To imagine that trans people, and trans women in particular, are not similarly or more intensely impacted by patriarchal structural violence is to accept a transphobic logic, and to miss a critical opportunity for how, as RH Reality Check blogger Kyra pointed out recently, “addressing...transmisogyny can strengthen the mission of women’s colleges.” She also notes that simply changing the admissions policy to invite applications from trans people is not a commitment to making women’s colleges accessible and safe for trans women, either. This won't happen overnight, but I hope that these recent changes to admissions policies index a future where women’s spaces and feminist coalition-building might be envisioned more intersectionally and in more critical terms, outside of the context of private institutions.
Don’t get me wrong: I loved my time at Bryn Mawr, and while patriarchy persists, I believe that it can be powerful to create spaces in which female- and feminine-identified people of all stripes can come together and organize against patriarchy. But institutions will not save us, and feminist justice cannot brook transphobia. Any institution built on a logic that pits the fortunes of cisgendered women against those of trans women, or the fortunes of feminism against any other anti-oppressive framework, is working against what it may otherwise claim to support. A history of feminist engagement is not a reason to sustain an institution if it cannot maintain that orientation in the present.

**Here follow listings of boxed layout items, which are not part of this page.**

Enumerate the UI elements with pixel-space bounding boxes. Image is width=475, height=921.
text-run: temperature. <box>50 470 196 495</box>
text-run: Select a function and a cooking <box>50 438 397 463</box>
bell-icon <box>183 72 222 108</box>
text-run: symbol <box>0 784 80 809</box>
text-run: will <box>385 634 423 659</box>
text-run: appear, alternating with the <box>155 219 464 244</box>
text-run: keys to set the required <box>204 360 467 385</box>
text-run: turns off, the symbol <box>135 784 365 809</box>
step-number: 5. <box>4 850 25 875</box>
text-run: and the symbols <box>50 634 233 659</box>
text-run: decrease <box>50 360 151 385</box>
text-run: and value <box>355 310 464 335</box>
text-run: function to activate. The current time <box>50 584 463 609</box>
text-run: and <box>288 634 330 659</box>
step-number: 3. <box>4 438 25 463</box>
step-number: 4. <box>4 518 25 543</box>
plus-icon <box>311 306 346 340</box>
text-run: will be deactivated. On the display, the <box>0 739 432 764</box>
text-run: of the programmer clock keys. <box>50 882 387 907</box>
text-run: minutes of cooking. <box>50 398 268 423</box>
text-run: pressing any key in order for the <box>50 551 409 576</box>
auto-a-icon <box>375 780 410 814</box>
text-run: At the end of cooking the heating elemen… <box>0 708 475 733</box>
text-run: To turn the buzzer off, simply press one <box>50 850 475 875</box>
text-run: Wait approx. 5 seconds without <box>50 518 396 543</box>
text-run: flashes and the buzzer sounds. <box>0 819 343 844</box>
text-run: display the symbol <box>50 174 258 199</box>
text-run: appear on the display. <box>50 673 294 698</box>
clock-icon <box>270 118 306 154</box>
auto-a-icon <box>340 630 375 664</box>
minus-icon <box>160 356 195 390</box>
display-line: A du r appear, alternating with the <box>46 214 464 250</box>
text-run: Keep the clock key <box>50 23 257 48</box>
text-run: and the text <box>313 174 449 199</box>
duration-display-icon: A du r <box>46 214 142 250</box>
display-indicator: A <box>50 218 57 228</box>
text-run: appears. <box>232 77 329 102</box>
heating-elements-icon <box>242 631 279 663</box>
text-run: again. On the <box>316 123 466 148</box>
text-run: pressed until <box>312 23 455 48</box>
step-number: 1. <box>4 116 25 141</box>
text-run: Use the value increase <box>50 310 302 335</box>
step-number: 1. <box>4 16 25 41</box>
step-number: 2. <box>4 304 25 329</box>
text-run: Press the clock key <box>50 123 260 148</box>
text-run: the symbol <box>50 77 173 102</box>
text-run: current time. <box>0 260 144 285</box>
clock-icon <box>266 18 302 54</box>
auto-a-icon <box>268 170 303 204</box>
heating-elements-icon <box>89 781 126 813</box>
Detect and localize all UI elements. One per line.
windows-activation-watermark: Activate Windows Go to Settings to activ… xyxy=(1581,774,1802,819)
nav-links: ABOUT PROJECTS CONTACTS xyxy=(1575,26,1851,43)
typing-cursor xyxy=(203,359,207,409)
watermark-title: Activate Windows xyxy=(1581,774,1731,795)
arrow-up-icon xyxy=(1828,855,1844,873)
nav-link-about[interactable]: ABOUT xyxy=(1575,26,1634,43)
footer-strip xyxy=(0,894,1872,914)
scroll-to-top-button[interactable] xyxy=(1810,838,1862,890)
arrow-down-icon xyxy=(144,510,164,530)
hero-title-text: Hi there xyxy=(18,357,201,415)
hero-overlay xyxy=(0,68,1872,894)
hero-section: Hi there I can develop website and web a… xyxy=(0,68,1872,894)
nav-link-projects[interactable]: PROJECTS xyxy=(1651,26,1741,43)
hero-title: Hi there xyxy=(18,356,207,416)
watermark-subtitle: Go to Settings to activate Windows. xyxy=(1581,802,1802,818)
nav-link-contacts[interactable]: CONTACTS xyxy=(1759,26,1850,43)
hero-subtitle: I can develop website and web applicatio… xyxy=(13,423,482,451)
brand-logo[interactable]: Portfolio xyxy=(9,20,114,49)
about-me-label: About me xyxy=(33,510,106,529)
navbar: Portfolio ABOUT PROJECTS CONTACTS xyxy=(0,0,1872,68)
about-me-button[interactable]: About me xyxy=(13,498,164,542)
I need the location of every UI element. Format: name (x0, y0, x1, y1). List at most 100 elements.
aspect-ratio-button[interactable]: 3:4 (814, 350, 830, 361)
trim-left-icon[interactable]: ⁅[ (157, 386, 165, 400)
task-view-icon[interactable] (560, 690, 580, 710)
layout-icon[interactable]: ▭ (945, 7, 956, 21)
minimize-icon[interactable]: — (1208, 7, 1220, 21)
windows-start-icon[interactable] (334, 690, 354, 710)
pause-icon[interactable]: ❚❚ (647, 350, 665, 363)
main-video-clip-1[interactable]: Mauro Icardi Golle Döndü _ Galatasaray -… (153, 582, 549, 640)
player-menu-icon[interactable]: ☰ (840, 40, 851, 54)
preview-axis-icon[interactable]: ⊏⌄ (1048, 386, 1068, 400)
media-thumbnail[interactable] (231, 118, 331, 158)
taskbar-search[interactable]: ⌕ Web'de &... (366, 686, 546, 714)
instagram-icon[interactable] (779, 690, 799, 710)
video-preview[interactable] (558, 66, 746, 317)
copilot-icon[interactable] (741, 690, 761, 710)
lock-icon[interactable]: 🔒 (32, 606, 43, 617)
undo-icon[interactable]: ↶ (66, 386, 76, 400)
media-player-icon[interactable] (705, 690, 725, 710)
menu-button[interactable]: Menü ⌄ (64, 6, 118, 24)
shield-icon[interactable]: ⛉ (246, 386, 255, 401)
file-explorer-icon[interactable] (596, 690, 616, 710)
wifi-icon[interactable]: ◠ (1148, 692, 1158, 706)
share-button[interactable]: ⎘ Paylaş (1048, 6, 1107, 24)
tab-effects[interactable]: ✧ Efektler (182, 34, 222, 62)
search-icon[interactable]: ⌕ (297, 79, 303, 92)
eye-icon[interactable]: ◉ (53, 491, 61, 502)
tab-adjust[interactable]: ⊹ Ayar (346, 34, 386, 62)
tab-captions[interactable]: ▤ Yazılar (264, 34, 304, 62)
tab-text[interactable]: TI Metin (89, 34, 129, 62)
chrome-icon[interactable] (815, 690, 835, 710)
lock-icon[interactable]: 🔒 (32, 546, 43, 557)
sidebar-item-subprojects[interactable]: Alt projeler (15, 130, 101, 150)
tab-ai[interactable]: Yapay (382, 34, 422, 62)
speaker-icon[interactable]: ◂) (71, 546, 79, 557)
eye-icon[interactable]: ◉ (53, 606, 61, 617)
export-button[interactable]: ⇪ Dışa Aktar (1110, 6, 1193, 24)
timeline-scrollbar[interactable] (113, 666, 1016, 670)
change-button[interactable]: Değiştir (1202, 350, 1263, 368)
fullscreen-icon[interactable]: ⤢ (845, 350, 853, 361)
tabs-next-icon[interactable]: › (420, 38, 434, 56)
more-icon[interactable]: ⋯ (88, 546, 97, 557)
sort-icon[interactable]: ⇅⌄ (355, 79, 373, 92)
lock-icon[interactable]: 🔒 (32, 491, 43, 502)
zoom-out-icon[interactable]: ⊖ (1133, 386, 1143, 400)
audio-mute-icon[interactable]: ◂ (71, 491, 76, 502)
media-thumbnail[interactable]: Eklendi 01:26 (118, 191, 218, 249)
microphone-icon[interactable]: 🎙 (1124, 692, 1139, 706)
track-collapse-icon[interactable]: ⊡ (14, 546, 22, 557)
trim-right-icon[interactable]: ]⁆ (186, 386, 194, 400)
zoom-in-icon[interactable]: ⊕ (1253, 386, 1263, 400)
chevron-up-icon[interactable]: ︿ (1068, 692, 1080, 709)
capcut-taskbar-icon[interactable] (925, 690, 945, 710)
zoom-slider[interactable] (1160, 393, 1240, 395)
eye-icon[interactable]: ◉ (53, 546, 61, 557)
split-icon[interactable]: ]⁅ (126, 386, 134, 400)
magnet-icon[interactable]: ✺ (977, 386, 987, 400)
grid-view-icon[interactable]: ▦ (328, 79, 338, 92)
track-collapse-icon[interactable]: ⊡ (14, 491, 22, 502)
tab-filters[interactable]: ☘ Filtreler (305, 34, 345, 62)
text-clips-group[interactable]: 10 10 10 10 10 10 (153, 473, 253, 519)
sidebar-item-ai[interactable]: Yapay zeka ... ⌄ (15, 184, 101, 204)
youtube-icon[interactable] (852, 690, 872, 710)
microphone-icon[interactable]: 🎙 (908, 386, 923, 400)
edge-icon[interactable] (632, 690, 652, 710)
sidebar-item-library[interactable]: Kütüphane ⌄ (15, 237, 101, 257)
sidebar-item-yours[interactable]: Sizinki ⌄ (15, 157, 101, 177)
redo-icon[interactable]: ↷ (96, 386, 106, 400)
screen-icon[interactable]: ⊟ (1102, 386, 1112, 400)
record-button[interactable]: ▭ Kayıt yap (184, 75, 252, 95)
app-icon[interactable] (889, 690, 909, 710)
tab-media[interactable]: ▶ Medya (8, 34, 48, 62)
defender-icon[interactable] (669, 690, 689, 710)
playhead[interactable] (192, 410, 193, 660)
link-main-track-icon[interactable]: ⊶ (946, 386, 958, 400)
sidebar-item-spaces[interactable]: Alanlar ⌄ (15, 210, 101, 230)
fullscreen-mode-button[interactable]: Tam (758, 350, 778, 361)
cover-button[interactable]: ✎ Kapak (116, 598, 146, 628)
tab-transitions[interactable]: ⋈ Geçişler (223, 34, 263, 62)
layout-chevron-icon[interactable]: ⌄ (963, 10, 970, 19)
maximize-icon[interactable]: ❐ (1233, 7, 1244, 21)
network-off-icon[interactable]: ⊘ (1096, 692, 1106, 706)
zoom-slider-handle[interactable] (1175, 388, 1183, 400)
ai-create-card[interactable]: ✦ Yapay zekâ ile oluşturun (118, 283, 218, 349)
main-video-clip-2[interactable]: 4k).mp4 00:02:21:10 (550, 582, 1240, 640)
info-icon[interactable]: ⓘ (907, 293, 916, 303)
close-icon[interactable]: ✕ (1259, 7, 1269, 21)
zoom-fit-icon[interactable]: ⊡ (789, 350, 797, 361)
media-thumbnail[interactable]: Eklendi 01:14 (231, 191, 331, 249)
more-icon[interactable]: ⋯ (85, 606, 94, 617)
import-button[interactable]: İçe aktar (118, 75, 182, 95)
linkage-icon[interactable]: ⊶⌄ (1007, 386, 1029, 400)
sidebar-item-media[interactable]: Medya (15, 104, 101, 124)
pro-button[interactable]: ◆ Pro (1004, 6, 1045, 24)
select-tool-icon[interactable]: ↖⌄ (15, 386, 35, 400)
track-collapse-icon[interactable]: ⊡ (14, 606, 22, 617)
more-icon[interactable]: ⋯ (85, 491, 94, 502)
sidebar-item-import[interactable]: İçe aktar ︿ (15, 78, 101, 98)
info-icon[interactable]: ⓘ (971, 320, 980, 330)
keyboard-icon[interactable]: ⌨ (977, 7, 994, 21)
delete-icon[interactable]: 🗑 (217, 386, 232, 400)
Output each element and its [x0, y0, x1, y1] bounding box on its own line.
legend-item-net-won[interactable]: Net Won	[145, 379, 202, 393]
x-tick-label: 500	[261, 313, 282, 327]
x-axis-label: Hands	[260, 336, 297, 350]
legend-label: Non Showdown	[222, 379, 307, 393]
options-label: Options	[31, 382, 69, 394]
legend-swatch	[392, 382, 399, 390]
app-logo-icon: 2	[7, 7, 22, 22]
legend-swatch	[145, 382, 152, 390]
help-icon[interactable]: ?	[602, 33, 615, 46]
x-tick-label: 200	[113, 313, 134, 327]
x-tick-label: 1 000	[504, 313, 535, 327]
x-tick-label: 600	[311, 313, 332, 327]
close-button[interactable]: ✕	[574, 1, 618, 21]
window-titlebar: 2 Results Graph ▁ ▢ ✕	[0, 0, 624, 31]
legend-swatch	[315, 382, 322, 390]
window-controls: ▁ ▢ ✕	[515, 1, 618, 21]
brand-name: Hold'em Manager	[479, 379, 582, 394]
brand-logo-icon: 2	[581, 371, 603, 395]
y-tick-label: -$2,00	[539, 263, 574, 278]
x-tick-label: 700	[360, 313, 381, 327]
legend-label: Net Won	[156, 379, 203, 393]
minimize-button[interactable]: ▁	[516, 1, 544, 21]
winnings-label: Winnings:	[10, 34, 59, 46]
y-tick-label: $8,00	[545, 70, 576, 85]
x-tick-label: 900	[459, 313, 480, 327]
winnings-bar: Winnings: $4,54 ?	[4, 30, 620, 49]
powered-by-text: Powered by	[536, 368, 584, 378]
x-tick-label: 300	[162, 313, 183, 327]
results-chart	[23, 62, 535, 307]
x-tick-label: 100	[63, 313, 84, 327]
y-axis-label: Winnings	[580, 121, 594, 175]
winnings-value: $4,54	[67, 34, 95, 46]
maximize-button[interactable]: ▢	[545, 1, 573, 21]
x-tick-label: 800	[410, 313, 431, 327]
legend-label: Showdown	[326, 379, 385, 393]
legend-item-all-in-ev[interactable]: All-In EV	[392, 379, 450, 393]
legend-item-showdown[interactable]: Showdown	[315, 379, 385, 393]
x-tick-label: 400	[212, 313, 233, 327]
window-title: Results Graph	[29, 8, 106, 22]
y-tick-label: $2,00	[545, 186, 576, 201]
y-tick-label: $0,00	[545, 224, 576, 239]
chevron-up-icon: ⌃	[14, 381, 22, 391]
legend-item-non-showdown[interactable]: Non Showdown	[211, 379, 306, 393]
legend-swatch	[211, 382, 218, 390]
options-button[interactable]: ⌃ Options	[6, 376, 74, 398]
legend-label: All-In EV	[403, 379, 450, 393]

Trans liberation needs to be at the heart of feminist organizing, not included as an afterthought or a lip-service concession. This is not a matter of political correctness, but a matter of committing to a critical feminist politics. When we begin protecting the prerogatives of institutions over the prerogatives of the people those very institutions make vulnerable, we’ve made an egregious wrong turn in the fight for gender liberation. Critical feminist politics and trans liberation are not at loggerheads; they’re siblings in the struggle.